On 23 April 1916, when the Military Council of the Irish Republican Brotherhood finalised arrangements for the Easter Rising, it integrated Cumann na mBan, along with the Irish Volunteers and Irish Citizen Army, into the ‘Army of the Irish Republic’. Patrick Pearse was appointed overall Commandant-General and James Connolly Commandant-General of the Dublin Division. On the day of the Rising, Cumann na mBan members, including Winifred Carney, who arrived armed with both a Webley revolver and a typewriter, entered the General Post Office on O'Connell Street in Dublin with their male counterparts. By nightfall, women insurgents were established in all of the major rebel strongholds throughout the city - bar one. Éamon de Valera steadfastly refused, in defiance of the orders of Pearse and Connolly, to allow women fighters into the Boland's Mill garrison.
The majority of the women worked as Red Cross workers, were couriers, or procured rations for the men. Members also gathered intelligence on scouting expeditions, carried despatches and transferred arms from dumps across the city to insurgent strongholds.

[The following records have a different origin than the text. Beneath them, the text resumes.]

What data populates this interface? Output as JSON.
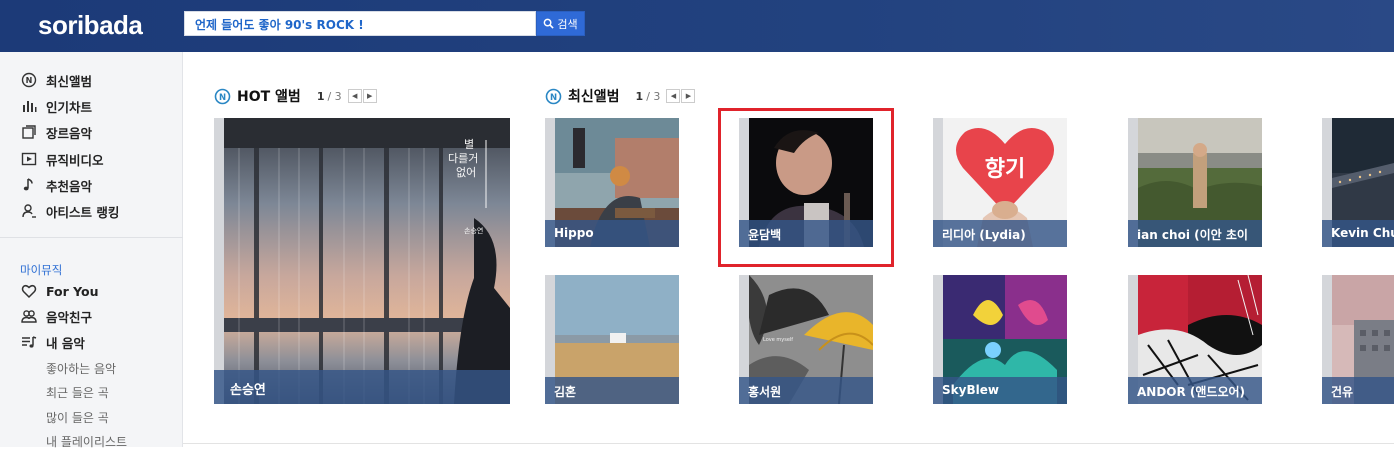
{
  "header": {
    "logo": "soribada",
    "search_value": "언제 들어도 좋아 90's ROCK !",
    "search_button": "검색"
  },
  "sidebar": {
    "items": [
      {
        "label": "최신앨범",
        "icon": "new-album-icon"
      },
      {
        "label": "인기차트",
        "icon": "chart-icon"
      },
      {
        "label": "장르음악",
        "icon": "genre-icon"
      },
      {
        "label": "뮤직비디오",
        "icon": "video-icon"
      },
      {
        "label": "추천음악",
        "icon": "music-note-icon"
      },
      {
        "label": "아티스트 랭킹",
        "icon": "artist-icon"
      }
    ],
    "my_music_title": "마이뮤직",
    "my_items": [
      {
        "label": "For You",
        "icon": "heart-icon"
      },
      {
        "label": "음악친구",
        "icon": "friends-icon"
      },
      {
        "label": "내 음악",
        "icon": "playlist-icon"
      }
    ],
    "sub_items": [
      "좋아하는 음악",
      "최근 들은 곡",
      "많이 들은 곡",
      "내 플레이리스트"
    ]
  },
  "hot": {
    "title": "HOT 앨범",
    "page_current": "1",
    "page_total": "/ 3",
    "album": {
      "artist": "손승연",
      "cover_text_1": "별",
      "cover_text_2": "다를거",
      "cover_text_3": "없어",
      "cover_signature": "손승연"
    }
  },
  "latest": {
    "title": "최신앨범",
    "page_current": "1",
    "page_total": "/ 3",
    "row1": [
      "Hippo",
      "윤담백",
      "리디아 (Lydia)",
      "ian choi (이안 초이",
      "Kevin Chu"
    ],
    "row2": [
      "김혼",
      "홍서원",
      "SkyBlew",
      "ANDOR (앤드오어)",
      "건유"
    ],
    "cover_texts": {
      "heart": "향기",
      "umbrella": "Love myself"
    }
  },
  "colors": {
    "header_bg": "#1c3a78",
    "accent": "#2f6ad7",
    "caption_bg": "#345688",
    "highlight": "#e0232b"
  }
}
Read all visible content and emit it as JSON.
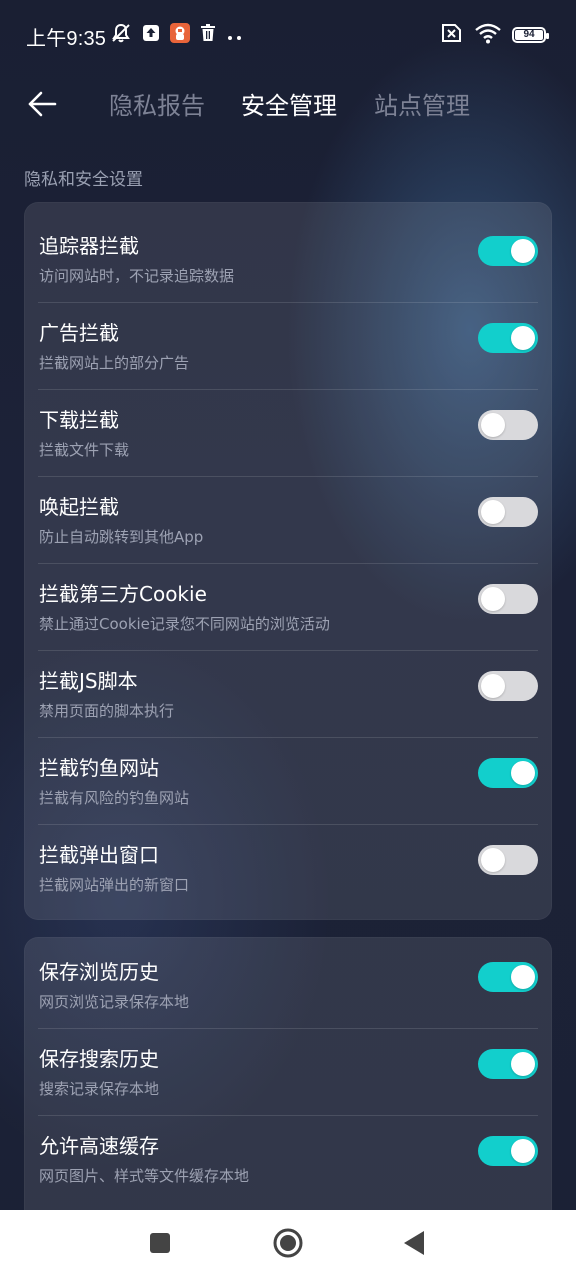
{
  "status_bar": {
    "time": "上午9:35",
    "battery": "94",
    "left_icons": [
      "notification-muted-icon",
      "upload-icon",
      "app-notification-icon",
      "trash-icon",
      "more-dots-icon"
    ],
    "right_icons": [
      "sim-off-icon",
      "wifi-icon",
      "battery-icon"
    ]
  },
  "header": {
    "tabs": [
      {
        "label": "隐私报告",
        "active": false
      },
      {
        "label": "安全管理",
        "active": true
      },
      {
        "label": "站点管理",
        "active": false
      }
    ]
  },
  "section_title": "隐私和安全设置",
  "card1": {
    "items": [
      {
        "title": "追踪器拦截",
        "desc": "访问网站时，不记录追踪数据",
        "on": true
      },
      {
        "title": "广告拦截",
        "desc": "拦截网站上的部分广告",
        "on": true
      },
      {
        "title": "下载拦截",
        "desc": "拦截文件下载",
        "on": false
      },
      {
        "title": "唤起拦截",
        "desc": "防止自动跳转到其他App",
        "on": false
      },
      {
        "title": "拦截第三方Cookie",
        "desc": "禁止通过Cookie记录您不同网站的浏览活动",
        "on": false
      },
      {
        "title": "拦截JS脚本",
        "desc": "禁用页面的脚本执行",
        "on": false
      },
      {
        "title": "拦截钓鱼网站",
        "desc": "拦截有风险的钓鱼网站",
        "on": true
      },
      {
        "title": "拦截弹出窗口",
        "desc": "拦截网站弹出的新窗口",
        "on": false
      }
    ]
  },
  "card2": {
    "items": [
      {
        "title": "保存浏览历史",
        "desc": "网页浏览记录保存本地",
        "on": true
      },
      {
        "title": "保存搜索历史",
        "desc": "搜索记录保存本地",
        "on": true
      },
      {
        "title": "允许高速缓存",
        "desc": "网页图片、样式等文件缓存本地",
        "on": true
      }
    ]
  },
  "colors": {
    "toggle_on": "#12cfcc",
    "toggle_off": "#d9d9dc",
    "background": "#1b2135"
  },
  "nav_bar": {
    "icons": [
      "recent-apps-icon",
      "home-icon",
      "back-nav-icon"
    ]
  }
}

Constance Markievicz for example - armed with a pistol - during the opening phase of the hostilities shot a policeman in the head near St Stephen's Green. Later, Markievicz along with other female fighters- after a day of carrying out sniper attacks on British troops in the city centre - demanded that they be allowed to bomb the Shelbourne Hotel. Helena Moloney was among the soldiers who attacked Dublin Castle, where she worked with the wounded.
A number of Cumann na mBan members died in the Rising, including volunteer Margaretta Keogh who was shot dead outside the South Dublin Union.

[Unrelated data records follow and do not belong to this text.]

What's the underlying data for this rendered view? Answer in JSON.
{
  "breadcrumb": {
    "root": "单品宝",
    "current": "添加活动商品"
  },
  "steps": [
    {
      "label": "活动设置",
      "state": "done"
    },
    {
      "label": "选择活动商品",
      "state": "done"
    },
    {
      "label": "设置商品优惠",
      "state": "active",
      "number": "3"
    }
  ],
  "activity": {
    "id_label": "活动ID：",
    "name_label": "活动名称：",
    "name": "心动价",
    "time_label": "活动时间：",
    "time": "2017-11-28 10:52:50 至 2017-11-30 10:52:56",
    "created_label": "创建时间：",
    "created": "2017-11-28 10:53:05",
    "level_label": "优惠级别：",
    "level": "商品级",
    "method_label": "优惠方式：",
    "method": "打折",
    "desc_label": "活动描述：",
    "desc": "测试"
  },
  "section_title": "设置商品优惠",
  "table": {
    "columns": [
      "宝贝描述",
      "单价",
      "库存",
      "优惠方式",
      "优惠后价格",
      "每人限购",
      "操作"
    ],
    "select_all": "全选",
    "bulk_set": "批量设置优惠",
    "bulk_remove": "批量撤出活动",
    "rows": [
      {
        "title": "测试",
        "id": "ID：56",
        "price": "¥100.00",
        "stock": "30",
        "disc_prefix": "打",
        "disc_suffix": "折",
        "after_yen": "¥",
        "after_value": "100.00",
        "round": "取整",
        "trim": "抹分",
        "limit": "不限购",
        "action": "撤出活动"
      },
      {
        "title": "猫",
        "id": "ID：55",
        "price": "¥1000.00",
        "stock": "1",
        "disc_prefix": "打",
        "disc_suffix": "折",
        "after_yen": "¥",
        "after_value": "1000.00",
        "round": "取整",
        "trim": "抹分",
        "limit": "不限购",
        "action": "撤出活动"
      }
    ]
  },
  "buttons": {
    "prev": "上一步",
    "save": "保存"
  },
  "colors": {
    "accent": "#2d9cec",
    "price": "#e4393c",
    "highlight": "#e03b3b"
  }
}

At the Four Courts they helped to organise the evacuation of buildings at the time of surrender and to destroy incriminating papers. This was exceptional; more typical was the General Post Office (GPO), where Pearse insisted that most of them (excluding Carney, who refused to leave the injured James Connolly) leave at noon on Friday, 28 April. The building was then coming under sustained shell and machine-gun fire, and heavy casualties were anticipated. The following day the leaders at the GPO decided to negotiate surrender. Pearse asked Cumann na mBan member Elizabeth O'Farrell (a mid-wife at the National Maternity Hospital) to act as a go-between. Under British military supervision she brought Pearse’s surrender order to the rebel units still fighting in Dublin. Over 70 women, including many of the leading figures in Cumann na mBan, were arrested after the insurrection, and many of the women who had been captured fighting were imprisoned in Kilmainham; all but 12 had been released by 8 May 1916.